Soal:
Mohon
diperhatikan masalah ini. Terjadi perdebatan antara mereka yang
mengatakan bahwa perayaan maulid Nabi merupakan bid’ah dengan mereka
yang mengatakan bahwa perkara tersebut adalah bukan bid’ah. Mereka yang
mengatakan bahwa merayakan maulid nabi adalah bid’ah, beralasan bahwa
hal tersebut tidak terlaksana pada masa Nabi shallallahu ‘alaihi wa
sallam, tidak juga dilakukan pada masa shahabat atau salah seorang
tabi’in. Sedangkan kelompok lain menjawab dengan berkata, ‘Siapa bilang
bahwa semua yang kita lakukan sekarang harus terdapat pada masa Nabi
shallallahu ‘alaihi wa sallam, atau pada masa shahabat dan tabi’in.

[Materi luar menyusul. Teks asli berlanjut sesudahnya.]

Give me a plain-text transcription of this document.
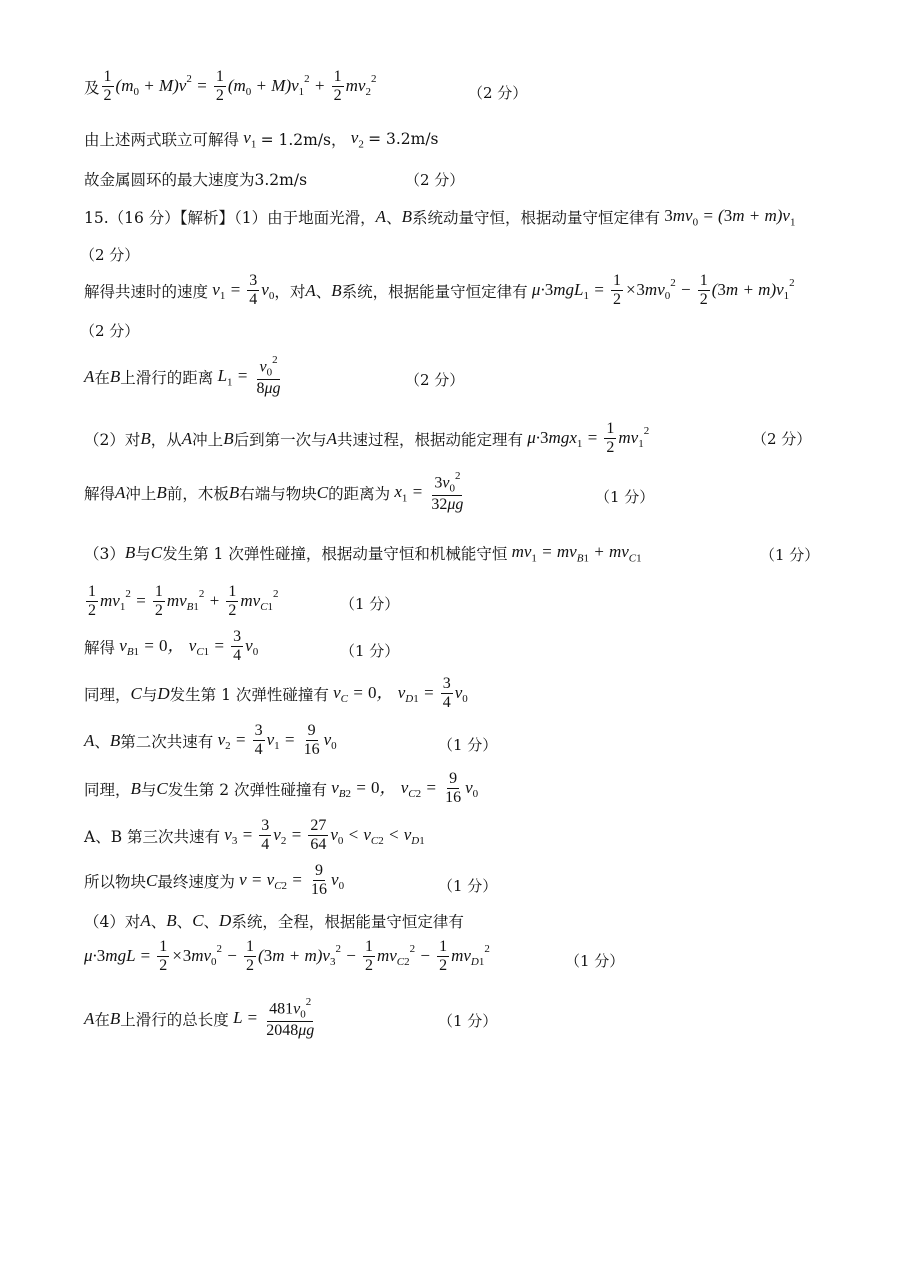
及 $\frac{1}{2} (m_0 + M)v^2 = \frac{1}{2} (m_0 + M)v_1^2 + \frac{1}{2} mv_2^2$
（2 分）
由上述两式联立可解得 $v_1 = 1.2m/s$， $v_2 = 3.2m/s$
故金属圆环的最大速度为3.2m/s	（2 分）
15.（16 分）【解析】（1）由于地面光滑， A 、 B 系统动量守恒，根据动量守恒定律有 $3mv_0 = (3m + m)v_1$
（2 分）
解得共速时的速度 $v_1 = \frac{3}{4} v_0$ ，对 A 、 B 系统，根据能量守恒定律有 $\mu\cdot 3mgL_1 = \frac{1}{2} \times 3mv_0^2 - \frac{1}{2} (3m + m)v_1^2$
（2 分）
A 在 B 上滑行的距离 $L_1 = \frac{v_0^2}{8\mu g}$	（2 分）
（2）对 B ，从 A 冲上 B 后到第一次与 A 共速过程，根据动能定理有 $\mu\cdot 3mgx_1 = \frac{1}{2} mv_1^2$	（2 分）
解得 A 冲上 B 前，木板 B 右端与物块 C 的距离为 $x_1 = \frac{3v_0^2}{32\mu g}$	（1 分）
（3） B 与 C 发生第 1 次弹性碰撞，根据动量守恒和机械能守恒 $mv_1 = mv_{B1} + mv_{C1}$	（1 分）
$\frac{1}{2} mv_1^2 = \frac{1}{2} mv_{B1}^2 + \frac{1}{2} mv_{C1}^2$
（1 分）
解得 $v_{B1} = 0$， $v_{C1} = \frac{3}{4} v_0$	（1 分）
同理， C 与 D 发生第 1 次弹性碰撞有 $v_C = 0$， $v_{D1} = \frac{3}{4} v_0$
A 、 B 第二次共速有 $v_2 = \frac{3}{4} v_1 = \frac{9}{16} v_0$	（1 分）
同理， B 与 C 发生第 2 次弹性碰撞有 $v_{B2} = 0$， $v_{C2} = \frac{9}{16} v_0$
A、B 第三次共速有 $v_3 = \frac{3}{4} v_2 = \frac{27}{64} v_0 < v_{C2} < v_{D1}$
所以物块 C 最终速度为 $v = v_{C2} = \frac{9}{16} v_0$	（1 分）
（4）对 A 、 B 、 C 、 D 系统，全程，根据能量守恒定律有
$\mu\cdot 3mgL = \frac{1}{2} \times 3mv_0^2 - \frac{1}{2} (3m + m)v_3^2 - \frac{1}{2} mv_{C2}^2 - \frac{1}{2} mv_{D1}^2$
（1 分）
A 在 B 上滑行的总长度 $L = \frac{481v_0^2}{2048\mu g}$	（1 分）
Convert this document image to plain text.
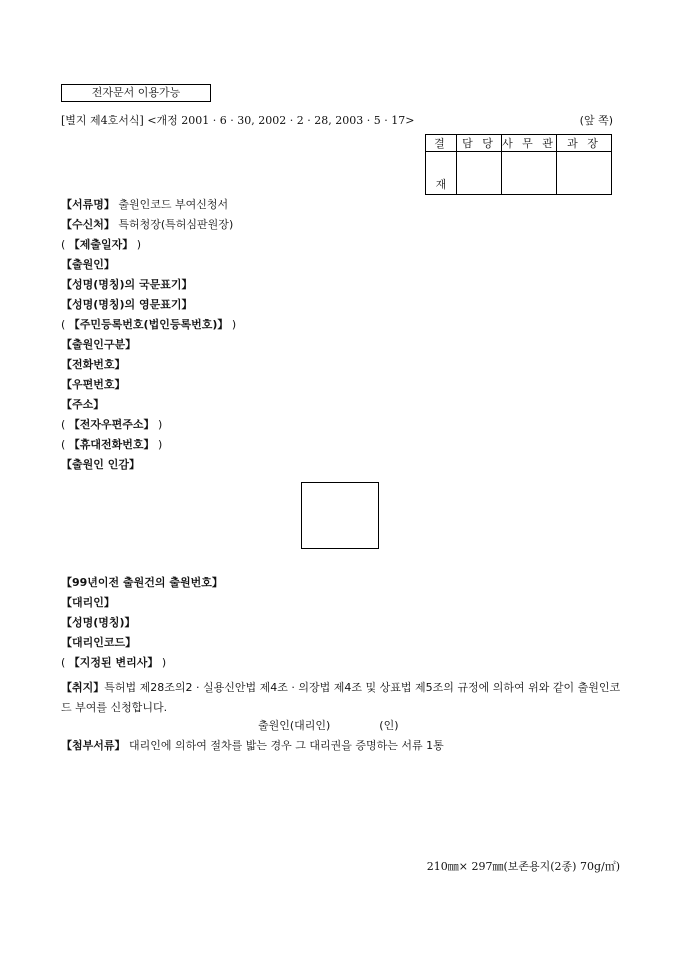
전자문서 이용가능
[별지 제4호서식] <개정 2001 · 6 · 30, 2002 · 2 · 28, 2003 · 5 · 17>	(앞 쪽)
결	담 당	사 무 관	과 장
재			
【취지】특허법 제28조의2 · 실용신안법 제4조 · 의장법 제4조 및 상표법 제5조의 규정에 의하여 위와 같이 출원인코드 부여를 신청합니다.
출원인(대리인)              (인)
【첨부서류】 대리인에 의하여 절차를 밟는 경우 그 대리권을 증명하는 서류 1통
210㎜× 297㎜(보존용지(2종) 70g/㎡)
【서류명】 출원인코드 부여신청서
【수신처】 특허청장(특허심판원장)
( 【제출일자】 )
【출원인】
【성명(명칭)의 국문표기】
【성명(명칭)의 영문표기】
( 【주민등록번호(법인등록번호)】 )
【출원인구분】
【전화번호】
【우편번호】
【주소】
( 【전자우편주소】 )
( 【휴대전화번호】 )
【출원인 인감】
【99년이전 출원건의 출원번호】
【대리인】
【성명(명칭)】
【대리인코드】
( 【지정된 변리사】 )
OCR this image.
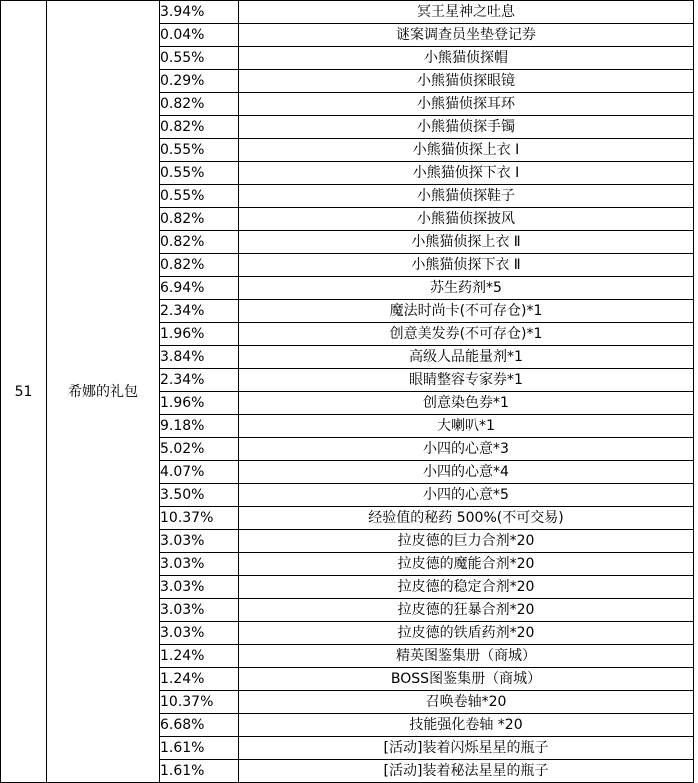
51	希娜的礼包	3.94%	冥王星神之吐息
		0.04%	谜案调查员坐垫登记券
		0.55%	小熊猫侦探帽
		0.29%	小熊猫侦探眼镜
		0.82%	小熊猫侦探耳环
		0.82%	小熊猫侦探手镯
		0.55%	小熊猫侦探上衣 Ⅰ
		0.55%	小熊猫侦探下衣 Ⅰ
		0.55%	小熊猫侦探鞋子
		0.82%	小熊猫侦探披风
		0.82%	小熊猫侦探上衣 Ⅱ
		0.82%	小熊猫侦探下衣 Ⅱ
		6.94%	苏生药剂*5
		2.34%	魔法时尚卡(不可存仓)*1
		1.96%	创意美发券(不可存仓)*1
		3.84%	高级人品能量剂*1
		2.34%	眼睛整容专家券*1
		1.96%	创意染色券*1
		9.18%	大喇叭*1
		5.02%	小四的心意*3
		4.07%	小四的心意*4
		3.50%	小四的心意*5
		10.37%	经验值的秘药 500%(不可交易)
		3.03%	拉皮德的巨力合剂*20
		3.03%	拉皮德的魔能合剂*20
		3.03%	拉皮德的稳定合剂*20
		3.03%	拉皮德的狂暴合剂*20
		3.03%	拉皮德的铁盾药剂*20
		1.24%	精英图鉴集册（商城）
		1.24%	BOSS图鉴集册（商城）
		10.37%	召唤卷轴*20
		6.68%	技能强化卷轴 *20
		1.61%	[活动]装着闪烁星星的瓶子
		1.61%	[活动]装着秘法星星的瓶子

Misalnya, sekarang kita mengenal apa yang dikenal ‘Ilmu Ar-Rijal’ dan ‘
Al-Jarh wa Ta’dil (ilmu untuk mengenal kapasitas seorang perawi dalam
ilmu hadits) dan lainnya. Tidak ada seorang pun yang mengingkari hal
tersebut. Oleh karena itu, prinsip dalam pengingkaran masalah ini adalah
apabila perkara bid’ah tersebut telah bertentangan dengan pokok
(agama). Adapun merayakan maulid, pokok agama mana yang telah dilanggar?
Dan masih banyak lagi perbedaan pandangan seputar masalah ini.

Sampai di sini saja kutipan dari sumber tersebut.